Supreme Court of Georgia, 1911

Hudgins v. State

Hudgins v. State
Supreme Court of Georgia · Decided August 18, 1911 · Lumpkin
136 Ga. 699; 71 S.E. 1065; 1911 Ga. LEXIS 186

Hudgins v. State

Opinion of the Court

Lumpkin, J.

1. There was no error in overruling a demurrer to a special presentment charging the crime of murder, on the ground that the name of the decedent was stated as “E. Barksdale,” without giving liis Christian name in full.

2. The general demurrer to the special presentment was without merit.

3. Where the grand jury returned a special presentment charging the crime of murder, there was no error in overruling á plea in abatement based on the ground that such presentment was “the outcome” of a prosecution instituted by a named person who swore out a warrant against the defendant, that the latter waived a committing trial, and that the special presentment did not have the name of such person endorsed upon it as prosecutor.
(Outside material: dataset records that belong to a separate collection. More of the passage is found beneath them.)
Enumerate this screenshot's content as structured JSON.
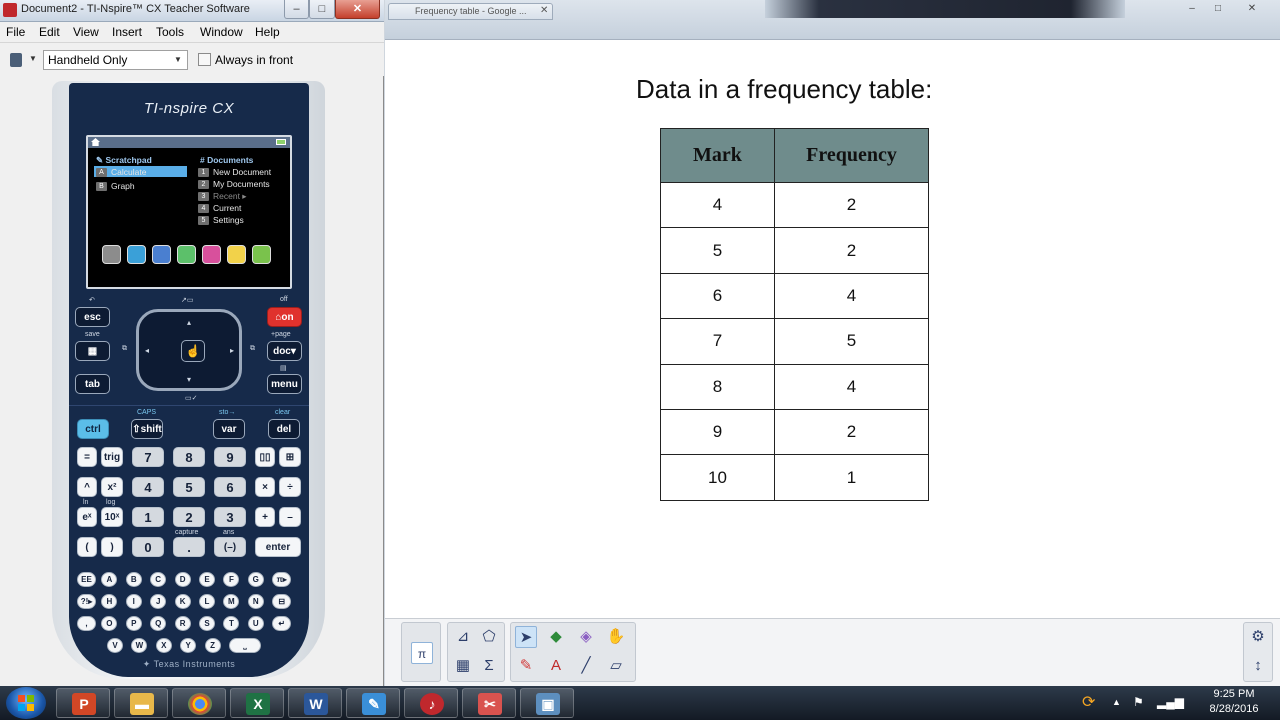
{
  "ti_window": {
    "title": "Document2 - TI-Nspire™ CX Teacher Software",
    "min_glyph": "–",
    "max_glyph": "□",
    "close_glyph": "✕",
    "menu": [
      "File",
      "Edit",
      "View",
      "Insert",
      "Tools",
      "Window",
      "Help"
    ],
    "view_select": "Handheld Only",
    "always_in_front": "Always in front"
  },
  "calculator": {
    "brand": "TI-nspire CX",
    "screen": {
      "left_heading": "Scratchpad",
      "left_items": [
        {
          "key": "A",
          "label": "Calculate"
        },
        {
          "key": "B",
          "label": "Graph"
        }
      ],
      "right_heading": "Documents",
      "right_items": [
        {
          "key": "1",
          "label": "New Document"
        },
        {
          "key": "2",
          "label": "My Documents"
        },
        {
          "key": "3",
          "label": "Recent ▸"
        },
        {
          "key": "4",
          "label": "Current"
        },
        {
          "key": "5",
          "label": "Settings"
        }
      ],
      "app_colors": [
        "#8c8c8c",
        "#3aa0d8",
        "#4a7fd0",
        "#5cc06a",
        "#d8509c",
        "#f2d24a",
        "#7ac24c"
      ]
    },
    "keys": {
      "esc": "esc",
      "save_label": "save",
      "tab": "tab",
      "on": "on",
      "off_label": "off",
      "doc": "doc",
      "page_label": "+page",
      "menu": "menu",
      "ctrl": "ctrl",
      "shift": "shift",
      "caps_label": "CAPS",
      "var": "var",
      "sto_label": "sto→",
      "del": "del",
      "clear_label": "clear",
      "equals": "=",
      "trig": "trig",
      "caret": "^",
      "square": "x²",
      "exp": "eˣ",
      "ten_pow": "10ˣ",
      "lparen": "(",
      "rparen": ")",
      "n7": "7",
      "n8": "8",
      "n9": "9",
      "n4": "4",
      "n5": "5",
      "n6": "6",
      "n1": "1",
      "n2": "2",
      "n3": "3",
      "n0": "0",
      "dot": ".",
      "neg": "(–)",
      "times": "×",
      "divide": "÷",
      "plus": "+",
      "minus": "–",
      "enter": "enter",
      "capture_label": "capture",
      "ans_label": "ans",
      "ln_label": "ln",
      "log_label": "log"
    },
    "alpha_rows": [
      [
        "EE",
        "A",
        "B",
        "C",
        "D",
        "E",
        "F",
        "G",
        "π▸"
      ],
      [
        "?!▸",
        "H",
        "I",
        "J",
        "K",
        "L",
        "M",
        "N",
        "⊟"
      ],
      [
        ",",
        "O",
        "P",
        "Q",
        "R",
        "S",
        "T",
        "U",
        "↵"
      ],
      [
        "V",
        "W",
        "X",
        "Y",
        "Z",
        "⎵"
      ]
    ],
    "footer": "Texas Instruments"
  },
  "doc_window": {
    "tab_label": "Frequency table - Google ...",
    "tab_close": "✕",
    "heading": "Data in a frequency table:",
    "table": {
      "headers": [
        "Mark",
        "Frequency"
      ],
      "rows": [
        [
          "4",
          "2"
        ],
        [
          "5",
          "2"
        ],
        [
          "6",
          "4"
        ],
        [
          "7",
          "5"
        ],
        [
          "8",
          "4"
        ],
        [
          "9",
          "2"
        ],
        [
          "10",
          "1"
        ]
      ]
    }
  },
  "taskbar": {
    "time": "9:25 PM",
    "date": "8/28/2016"
  }
}
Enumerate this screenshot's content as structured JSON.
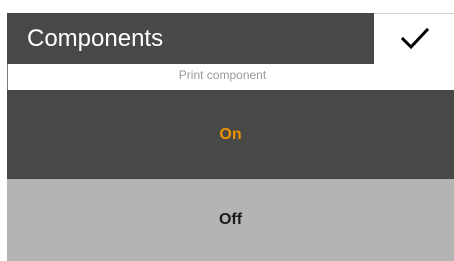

4. The charge of the court on the subject of involuntary manslaughter, and the direction to the jury that if they had a reasonable doubt that the defendant was guilty of murder they should acquit him, notwithstanding they might consider that, under some view of the evidence and the law, he might be guilty of some lesser grade of homicide, was inaccurate. But, in the light of the evidence and statement of the accused and the entire charge of the court, such inaccuracy is not sufficient to require the grant of a new trial.

5. Many of the other grounds of the motion for a new trial are plainly without merit, and none of them are such as to require a reversal.

Judgment affirmed.

Beck, J., absent. The other Justices concur.